Our systems are currently debian bookworm with a couple Ubuntu systems, but each is otherwise similarly configured.
It's not possible to set keylocation=none
on an encrypted filesystem:
# zfs set keylocation=none zroot/enc
cannot set property for 'zroot/enc': keylocation must not be 'none' for encrypted datasets
Setting it to canmount=noauto
would be my preferred way to skip the automatic loading of the filesystem at boot, but on second thought this might make the zfs mount -a
command ambiguous.
Currently, any linux distribution that loads all the filesystems with zfs load-key -a
cannot be told to skip any individual filesystem.

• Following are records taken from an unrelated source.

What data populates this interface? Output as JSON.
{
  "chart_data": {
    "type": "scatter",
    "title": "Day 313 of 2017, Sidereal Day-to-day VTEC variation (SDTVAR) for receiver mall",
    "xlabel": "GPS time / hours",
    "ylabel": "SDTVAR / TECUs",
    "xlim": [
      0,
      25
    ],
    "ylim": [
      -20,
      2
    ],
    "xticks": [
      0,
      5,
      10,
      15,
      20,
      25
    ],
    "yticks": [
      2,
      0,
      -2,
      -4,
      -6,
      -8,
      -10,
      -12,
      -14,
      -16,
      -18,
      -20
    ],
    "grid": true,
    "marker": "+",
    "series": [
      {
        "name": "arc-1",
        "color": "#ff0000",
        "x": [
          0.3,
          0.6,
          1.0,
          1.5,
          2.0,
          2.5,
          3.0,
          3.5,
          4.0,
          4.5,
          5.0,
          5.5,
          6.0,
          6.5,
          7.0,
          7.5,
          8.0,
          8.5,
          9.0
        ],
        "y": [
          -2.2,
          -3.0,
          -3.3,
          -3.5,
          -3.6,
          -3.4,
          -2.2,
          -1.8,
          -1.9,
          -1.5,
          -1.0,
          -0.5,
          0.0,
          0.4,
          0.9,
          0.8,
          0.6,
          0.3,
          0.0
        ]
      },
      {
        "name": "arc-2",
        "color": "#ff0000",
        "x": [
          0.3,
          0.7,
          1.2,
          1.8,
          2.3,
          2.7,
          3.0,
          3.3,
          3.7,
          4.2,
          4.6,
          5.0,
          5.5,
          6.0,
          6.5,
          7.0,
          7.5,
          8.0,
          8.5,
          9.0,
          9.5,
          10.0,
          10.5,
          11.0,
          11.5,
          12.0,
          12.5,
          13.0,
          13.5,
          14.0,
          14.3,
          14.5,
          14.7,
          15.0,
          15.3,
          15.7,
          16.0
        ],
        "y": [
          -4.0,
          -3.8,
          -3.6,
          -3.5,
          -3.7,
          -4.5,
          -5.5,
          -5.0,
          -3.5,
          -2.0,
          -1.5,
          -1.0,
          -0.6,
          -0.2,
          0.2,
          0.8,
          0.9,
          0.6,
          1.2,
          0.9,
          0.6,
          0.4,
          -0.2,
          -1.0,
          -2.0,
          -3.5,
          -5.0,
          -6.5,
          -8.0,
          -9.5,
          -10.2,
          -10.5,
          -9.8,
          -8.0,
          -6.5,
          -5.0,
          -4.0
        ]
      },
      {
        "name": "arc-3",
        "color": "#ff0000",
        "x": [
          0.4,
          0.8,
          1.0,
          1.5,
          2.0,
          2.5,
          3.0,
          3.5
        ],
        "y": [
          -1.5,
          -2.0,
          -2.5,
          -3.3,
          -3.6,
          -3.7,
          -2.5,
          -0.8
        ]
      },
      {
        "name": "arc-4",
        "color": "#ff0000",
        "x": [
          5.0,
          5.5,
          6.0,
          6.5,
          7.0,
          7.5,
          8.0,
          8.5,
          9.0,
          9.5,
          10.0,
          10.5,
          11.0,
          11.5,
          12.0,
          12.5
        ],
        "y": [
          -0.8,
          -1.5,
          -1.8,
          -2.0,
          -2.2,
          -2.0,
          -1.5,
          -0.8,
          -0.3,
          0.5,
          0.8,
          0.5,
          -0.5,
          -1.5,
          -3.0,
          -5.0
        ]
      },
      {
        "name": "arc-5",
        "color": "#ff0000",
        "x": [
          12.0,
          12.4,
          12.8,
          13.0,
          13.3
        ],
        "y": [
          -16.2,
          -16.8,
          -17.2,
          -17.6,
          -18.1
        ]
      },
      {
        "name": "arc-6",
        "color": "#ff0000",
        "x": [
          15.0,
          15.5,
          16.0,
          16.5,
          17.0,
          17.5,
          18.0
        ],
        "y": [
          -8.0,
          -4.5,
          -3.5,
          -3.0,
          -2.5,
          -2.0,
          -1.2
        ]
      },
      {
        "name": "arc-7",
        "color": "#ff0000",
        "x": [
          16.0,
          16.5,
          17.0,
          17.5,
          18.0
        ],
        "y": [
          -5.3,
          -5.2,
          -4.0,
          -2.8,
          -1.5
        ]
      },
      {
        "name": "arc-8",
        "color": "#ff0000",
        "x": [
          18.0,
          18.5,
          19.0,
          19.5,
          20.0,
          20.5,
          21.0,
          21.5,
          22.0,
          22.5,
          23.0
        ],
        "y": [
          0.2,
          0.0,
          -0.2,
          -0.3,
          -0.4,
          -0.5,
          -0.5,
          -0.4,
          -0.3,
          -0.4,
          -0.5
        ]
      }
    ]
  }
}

I'd be very happy if this can be overridden from zfs in some way - I want a prompt for some filesystems, but not load them at boot time.
I just discovered that NixOS has the following setting: boot.zfs.requestEncryptionCredentials
That really made my day.
Describe the feature would like to see added to OpenZFS
At the moment, all encrypted datasets are mounted/have their keys loaded automatically on boot time. This interrupts boot when the key is not available or a passphrase is required to "open" the dataset.
Ideally, some property should be added, ex. "noauto", so that the key is only manually loaded and the dataset is ignored during boot.
How will this feature improve OpenZFS?
It will prevent systems with encryption-at-rest from having the boot process interrupted when the keys are loaded via a manual or more complex system that depends on external tooling.
Additional context
This can be observed by creating a password-based encrypted dataset in a system coexisting with datasets encrypted using key files.